The newly married couple enjoyed each other’s senses of humor and doing volunteer work together. Sadly, Tom Martin was diagnosed with eight different types of cancer in 2007. After surgery, he suffered a stroke and spent months in rehabilitation, learning to walk, talk and feed himself all over again. Lois Martin was at her husband’s side every step of the way until he passed away last year.
Reflecting on the experiences of caring for, then losing, both of her husbands, Martin said, “I had two wonderful men in my life, what can I say? I’ve been so blessed.”

“It’s stressful,” she added, “but what gets you through is your faith. You just place your life in God’s hands and He gets you through it. He helps you appreciate all the blessings you have even when there are bad things going on.”
A positive attitude has also helped Martin cope with the challenges she has faced in recent years. “You have a choice,” she explained. “You can either sit and feel sorry for yourself and be no good to anyone, or you can get off your butt, get moving and reach out to other people. That’s when the blessings start coming.”
She has found such blessings in her ministry with Sts. Peter and Paul’s Network of Care, volunteering as a Friendly Visitor. Martin has assisted many elderly parishioners who aren’t able to get out on daily basis with grocery shopping, doctor’s appointments and by just being there as a friend. She has developed an extra special relationship with fellow parishioner, Betty Heimert, 96, whom she visits every other week.

“I’ve known Betty my whole life. I went to school with her daughter,” Martin said. “I really enjoy our time together, talking and listening to her stories.”

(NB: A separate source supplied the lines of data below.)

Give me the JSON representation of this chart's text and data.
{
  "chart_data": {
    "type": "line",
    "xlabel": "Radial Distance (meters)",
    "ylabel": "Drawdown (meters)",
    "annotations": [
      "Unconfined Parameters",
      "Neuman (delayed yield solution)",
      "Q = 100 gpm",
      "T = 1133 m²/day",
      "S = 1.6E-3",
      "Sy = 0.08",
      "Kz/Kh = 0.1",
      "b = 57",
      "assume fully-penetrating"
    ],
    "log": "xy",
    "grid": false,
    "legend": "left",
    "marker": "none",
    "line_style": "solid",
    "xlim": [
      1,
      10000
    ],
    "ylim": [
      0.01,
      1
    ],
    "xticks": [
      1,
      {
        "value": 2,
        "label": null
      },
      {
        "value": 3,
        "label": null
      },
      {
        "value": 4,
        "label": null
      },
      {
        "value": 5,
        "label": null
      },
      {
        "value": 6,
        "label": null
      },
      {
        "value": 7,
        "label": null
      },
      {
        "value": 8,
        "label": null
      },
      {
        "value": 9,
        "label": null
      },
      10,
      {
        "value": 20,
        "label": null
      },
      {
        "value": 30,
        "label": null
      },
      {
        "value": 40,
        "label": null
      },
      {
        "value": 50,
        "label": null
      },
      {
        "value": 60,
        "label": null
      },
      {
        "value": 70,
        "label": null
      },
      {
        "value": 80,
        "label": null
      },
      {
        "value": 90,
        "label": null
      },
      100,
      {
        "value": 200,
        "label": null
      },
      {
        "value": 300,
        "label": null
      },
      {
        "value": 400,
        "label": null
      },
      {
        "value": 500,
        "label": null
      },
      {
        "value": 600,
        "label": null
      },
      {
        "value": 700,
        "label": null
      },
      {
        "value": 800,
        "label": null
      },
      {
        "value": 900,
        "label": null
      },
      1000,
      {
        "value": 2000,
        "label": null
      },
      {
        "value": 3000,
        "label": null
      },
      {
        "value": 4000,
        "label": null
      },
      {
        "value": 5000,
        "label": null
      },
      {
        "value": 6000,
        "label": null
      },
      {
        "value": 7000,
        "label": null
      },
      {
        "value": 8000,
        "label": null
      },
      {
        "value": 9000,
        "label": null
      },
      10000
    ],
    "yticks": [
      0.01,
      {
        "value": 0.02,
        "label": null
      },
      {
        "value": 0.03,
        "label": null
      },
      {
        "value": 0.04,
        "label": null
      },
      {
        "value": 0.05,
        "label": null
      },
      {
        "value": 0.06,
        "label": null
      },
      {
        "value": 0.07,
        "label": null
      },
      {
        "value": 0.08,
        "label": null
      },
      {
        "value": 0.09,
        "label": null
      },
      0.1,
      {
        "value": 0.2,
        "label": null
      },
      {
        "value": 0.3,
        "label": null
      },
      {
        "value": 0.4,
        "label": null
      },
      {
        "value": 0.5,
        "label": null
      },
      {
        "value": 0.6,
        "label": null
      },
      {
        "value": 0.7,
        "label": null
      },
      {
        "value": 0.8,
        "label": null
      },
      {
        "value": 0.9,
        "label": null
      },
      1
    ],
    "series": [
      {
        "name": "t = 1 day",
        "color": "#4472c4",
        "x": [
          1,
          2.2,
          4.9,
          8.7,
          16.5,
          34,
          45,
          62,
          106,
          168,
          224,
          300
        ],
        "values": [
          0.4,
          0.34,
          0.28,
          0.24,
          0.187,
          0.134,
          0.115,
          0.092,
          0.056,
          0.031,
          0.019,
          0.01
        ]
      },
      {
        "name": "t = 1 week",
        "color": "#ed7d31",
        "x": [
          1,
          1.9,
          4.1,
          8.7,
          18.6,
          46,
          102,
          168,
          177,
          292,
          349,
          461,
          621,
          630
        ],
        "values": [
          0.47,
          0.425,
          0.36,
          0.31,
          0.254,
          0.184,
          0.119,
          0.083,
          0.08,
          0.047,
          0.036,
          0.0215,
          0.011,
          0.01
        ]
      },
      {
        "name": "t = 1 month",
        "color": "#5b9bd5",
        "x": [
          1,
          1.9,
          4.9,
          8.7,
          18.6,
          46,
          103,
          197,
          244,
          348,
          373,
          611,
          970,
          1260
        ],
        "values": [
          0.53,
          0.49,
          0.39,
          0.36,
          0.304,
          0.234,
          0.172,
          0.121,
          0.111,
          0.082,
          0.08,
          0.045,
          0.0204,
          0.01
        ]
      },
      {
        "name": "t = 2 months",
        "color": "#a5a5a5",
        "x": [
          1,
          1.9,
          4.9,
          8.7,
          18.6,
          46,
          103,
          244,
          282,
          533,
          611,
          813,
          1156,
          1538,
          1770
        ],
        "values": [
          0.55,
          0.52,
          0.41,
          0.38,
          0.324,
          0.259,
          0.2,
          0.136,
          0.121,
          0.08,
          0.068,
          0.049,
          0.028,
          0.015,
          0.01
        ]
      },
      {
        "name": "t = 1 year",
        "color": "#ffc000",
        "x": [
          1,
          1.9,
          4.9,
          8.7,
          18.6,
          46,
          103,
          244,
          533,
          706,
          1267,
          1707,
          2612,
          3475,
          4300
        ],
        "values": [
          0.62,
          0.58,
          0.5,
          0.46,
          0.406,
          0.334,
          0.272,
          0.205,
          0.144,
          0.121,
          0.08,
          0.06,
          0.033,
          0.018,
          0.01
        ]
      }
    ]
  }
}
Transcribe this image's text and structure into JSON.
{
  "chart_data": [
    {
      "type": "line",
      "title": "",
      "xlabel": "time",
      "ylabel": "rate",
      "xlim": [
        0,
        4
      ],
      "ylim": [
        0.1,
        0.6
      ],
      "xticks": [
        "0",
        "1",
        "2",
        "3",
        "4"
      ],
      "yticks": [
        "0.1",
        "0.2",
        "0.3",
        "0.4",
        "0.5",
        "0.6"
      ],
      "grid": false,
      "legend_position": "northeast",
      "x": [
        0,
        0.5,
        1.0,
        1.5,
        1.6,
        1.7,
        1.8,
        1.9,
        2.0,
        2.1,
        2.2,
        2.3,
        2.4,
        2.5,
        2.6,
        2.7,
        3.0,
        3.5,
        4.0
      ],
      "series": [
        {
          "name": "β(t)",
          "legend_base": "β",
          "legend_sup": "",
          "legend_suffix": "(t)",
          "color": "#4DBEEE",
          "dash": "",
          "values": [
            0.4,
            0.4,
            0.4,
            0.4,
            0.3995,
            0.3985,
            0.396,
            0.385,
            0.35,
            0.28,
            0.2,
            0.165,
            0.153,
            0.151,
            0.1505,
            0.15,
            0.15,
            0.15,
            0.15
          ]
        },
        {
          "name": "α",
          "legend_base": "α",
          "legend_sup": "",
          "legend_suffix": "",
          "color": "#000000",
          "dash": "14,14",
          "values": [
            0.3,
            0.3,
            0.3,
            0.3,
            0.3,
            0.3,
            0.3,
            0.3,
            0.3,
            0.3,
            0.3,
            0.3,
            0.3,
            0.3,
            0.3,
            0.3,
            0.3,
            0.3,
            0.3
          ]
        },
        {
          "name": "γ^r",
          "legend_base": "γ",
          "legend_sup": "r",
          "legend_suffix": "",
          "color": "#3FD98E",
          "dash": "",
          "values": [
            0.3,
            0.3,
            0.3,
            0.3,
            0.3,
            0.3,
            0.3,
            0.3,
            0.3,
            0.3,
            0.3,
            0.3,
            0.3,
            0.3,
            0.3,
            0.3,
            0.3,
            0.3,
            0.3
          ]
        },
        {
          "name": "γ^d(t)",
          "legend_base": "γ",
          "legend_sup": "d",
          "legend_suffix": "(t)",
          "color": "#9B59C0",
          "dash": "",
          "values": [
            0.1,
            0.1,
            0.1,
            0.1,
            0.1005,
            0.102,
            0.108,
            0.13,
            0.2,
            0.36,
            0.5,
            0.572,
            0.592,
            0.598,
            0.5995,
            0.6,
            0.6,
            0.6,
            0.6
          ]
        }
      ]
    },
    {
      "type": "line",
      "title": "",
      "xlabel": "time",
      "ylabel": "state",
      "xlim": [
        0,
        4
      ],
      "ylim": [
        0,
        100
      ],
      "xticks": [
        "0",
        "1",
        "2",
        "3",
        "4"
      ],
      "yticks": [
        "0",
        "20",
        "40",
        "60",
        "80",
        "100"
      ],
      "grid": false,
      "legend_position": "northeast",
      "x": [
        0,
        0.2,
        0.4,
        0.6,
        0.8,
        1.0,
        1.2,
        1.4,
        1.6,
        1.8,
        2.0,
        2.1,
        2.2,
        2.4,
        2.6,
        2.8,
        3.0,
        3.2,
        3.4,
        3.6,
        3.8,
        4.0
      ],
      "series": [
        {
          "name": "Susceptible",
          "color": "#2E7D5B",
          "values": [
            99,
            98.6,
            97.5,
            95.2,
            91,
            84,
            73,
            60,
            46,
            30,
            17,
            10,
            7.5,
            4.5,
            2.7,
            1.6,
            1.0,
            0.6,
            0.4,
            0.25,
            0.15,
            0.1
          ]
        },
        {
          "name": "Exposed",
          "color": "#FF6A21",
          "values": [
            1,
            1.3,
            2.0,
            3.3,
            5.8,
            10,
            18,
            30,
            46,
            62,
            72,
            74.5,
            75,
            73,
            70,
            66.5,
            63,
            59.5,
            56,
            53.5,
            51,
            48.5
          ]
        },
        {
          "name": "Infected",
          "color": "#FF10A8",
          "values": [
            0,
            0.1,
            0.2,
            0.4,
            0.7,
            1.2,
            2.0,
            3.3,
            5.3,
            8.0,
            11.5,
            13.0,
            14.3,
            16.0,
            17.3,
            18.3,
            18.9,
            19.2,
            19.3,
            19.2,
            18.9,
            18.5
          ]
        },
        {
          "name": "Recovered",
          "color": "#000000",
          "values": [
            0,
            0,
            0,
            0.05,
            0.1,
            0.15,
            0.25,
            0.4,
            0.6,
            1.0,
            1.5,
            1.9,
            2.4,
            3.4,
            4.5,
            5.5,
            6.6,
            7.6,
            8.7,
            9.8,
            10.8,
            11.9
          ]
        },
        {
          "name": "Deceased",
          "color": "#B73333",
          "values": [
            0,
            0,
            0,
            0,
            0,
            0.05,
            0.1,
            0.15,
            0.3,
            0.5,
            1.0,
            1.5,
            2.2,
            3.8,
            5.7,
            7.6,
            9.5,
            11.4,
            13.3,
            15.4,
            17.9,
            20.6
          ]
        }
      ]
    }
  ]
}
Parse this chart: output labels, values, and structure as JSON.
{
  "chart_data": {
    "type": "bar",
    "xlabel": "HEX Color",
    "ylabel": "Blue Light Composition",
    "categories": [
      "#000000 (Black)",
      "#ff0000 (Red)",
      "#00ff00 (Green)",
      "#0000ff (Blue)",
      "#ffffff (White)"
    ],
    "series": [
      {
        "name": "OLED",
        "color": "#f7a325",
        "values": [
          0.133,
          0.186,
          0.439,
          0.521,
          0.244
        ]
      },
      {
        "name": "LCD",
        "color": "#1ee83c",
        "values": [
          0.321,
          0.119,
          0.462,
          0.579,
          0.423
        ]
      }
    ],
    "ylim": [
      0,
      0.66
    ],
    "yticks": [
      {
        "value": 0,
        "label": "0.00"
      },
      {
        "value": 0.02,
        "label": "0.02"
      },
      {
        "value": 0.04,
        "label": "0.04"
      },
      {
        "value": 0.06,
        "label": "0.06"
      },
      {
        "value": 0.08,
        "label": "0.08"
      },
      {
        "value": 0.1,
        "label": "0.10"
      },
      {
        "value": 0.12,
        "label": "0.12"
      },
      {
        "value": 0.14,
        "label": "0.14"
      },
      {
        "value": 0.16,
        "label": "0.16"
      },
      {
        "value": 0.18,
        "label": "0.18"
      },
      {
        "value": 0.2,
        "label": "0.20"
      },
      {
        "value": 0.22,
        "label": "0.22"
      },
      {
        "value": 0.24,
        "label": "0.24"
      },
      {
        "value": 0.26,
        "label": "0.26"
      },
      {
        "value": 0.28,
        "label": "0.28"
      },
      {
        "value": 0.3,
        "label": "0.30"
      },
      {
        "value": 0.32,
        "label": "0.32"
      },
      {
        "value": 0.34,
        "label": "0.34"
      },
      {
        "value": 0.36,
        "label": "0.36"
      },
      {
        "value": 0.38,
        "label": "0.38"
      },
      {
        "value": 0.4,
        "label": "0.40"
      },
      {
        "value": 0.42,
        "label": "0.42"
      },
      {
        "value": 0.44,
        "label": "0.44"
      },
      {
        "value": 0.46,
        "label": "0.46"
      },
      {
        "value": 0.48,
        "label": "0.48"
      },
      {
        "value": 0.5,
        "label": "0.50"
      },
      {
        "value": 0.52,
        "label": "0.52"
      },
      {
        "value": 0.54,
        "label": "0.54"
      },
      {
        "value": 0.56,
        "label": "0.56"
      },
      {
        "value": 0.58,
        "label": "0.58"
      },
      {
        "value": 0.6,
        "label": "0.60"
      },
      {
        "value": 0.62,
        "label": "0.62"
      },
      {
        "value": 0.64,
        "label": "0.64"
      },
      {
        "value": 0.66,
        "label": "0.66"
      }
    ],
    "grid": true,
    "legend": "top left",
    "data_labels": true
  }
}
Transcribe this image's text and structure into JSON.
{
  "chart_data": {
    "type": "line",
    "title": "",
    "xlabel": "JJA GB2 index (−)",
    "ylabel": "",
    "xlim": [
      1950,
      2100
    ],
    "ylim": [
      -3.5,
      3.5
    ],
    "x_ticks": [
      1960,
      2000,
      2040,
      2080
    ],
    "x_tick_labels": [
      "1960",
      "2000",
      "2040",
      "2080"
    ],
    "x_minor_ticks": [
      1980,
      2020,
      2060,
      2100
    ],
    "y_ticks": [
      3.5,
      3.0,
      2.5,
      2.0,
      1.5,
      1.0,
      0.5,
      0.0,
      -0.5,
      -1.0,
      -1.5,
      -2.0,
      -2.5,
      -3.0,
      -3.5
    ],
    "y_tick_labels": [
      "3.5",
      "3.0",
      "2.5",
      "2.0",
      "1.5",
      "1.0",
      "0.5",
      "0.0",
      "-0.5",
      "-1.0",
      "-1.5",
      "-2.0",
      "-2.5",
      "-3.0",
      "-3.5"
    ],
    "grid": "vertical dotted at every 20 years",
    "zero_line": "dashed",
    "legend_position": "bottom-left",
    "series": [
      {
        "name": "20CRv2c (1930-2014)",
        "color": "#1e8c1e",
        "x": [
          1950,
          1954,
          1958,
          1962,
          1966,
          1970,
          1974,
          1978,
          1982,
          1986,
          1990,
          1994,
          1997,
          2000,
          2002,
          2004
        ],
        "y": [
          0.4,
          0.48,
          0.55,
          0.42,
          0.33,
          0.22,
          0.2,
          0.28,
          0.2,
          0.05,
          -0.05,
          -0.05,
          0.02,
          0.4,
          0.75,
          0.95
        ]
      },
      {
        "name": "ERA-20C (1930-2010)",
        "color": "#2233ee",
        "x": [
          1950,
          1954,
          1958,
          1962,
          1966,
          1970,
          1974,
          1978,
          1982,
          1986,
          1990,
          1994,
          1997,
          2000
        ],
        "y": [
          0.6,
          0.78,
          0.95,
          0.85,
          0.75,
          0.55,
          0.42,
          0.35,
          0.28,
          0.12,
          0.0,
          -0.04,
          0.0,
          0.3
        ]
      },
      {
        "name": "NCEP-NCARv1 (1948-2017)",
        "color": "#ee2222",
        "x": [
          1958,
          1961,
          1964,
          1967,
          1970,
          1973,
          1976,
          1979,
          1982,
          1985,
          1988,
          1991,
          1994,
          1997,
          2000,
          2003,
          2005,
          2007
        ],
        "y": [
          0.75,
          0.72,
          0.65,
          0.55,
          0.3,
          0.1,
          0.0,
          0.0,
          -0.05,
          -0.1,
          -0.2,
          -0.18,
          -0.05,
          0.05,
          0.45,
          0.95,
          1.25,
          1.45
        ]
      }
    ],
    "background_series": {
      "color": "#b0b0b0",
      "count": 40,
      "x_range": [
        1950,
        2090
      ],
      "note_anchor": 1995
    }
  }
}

The two women shared a particularly joyful experience a few months ago. Heimert had been forced to drop out of the former Our Lady of Angels High School (OLA) after her sophomore year to work to support her family during the Great Depression. As a busy wife and mother of four, she was never able to complete her education. This past spring Heimert’s granddaughter, Shari Harris, secretly arranged for her grandmother to receive her diploma from Roger Bacon High School, which welcomed OLA students and alumnae after it closed in 1984. Her whole family attended the special ceremony during which Heimert received the meaningful document.
“I thought it was great once I got over my confusion,” Heimert said, laughing.
For Martin, sharing in Heimert’s joy was part of what makes her ministry so rewarding. Equally significant for Martin is her support of Catholic education. She was instrumental in launching Sts. Peter and Paul Academy after the original school closed in 2006. Over the course of nine-plus months, Martin attended every meeting as plans for establishing the new school were discussed. Now that the school has been in operation for more than three years, Martin continues to support it, both financially and through volunteering at numerous events.
“I just love to go down there and see the kids,” she said. “I want them to understand how important their Catholic education is, how blessed they are and that God is always with them.”
Martin’s efforts were recognized recently when she received the St. Julie Billiart Christian Leadership Alumna award, the highest tribute Mount Notre Dame High School (MND) bestows on one of its graduates. It recognizes a graduate of MND who dedicates herself to leadership, a commitment and service in her civic and/or parish communities and emulates the life of foundress of the Sisters of Notre Dame de Namur, exemplifying Christian ideals in her life after leaving high school.
Martin, a 1964 MND graduate, was nominated for the award by Cheri Lehrter, who has come to know her over several years while volunteering in parish ministry.
“Lois is truly the hands and feet of Christ,” said Lehrter. “She is quiet, gentle and has a beautiful, loving spirit.”
While she is honored and grateful for the award Martin said, “I’m not doing anything special. This is the way any Christian should live.”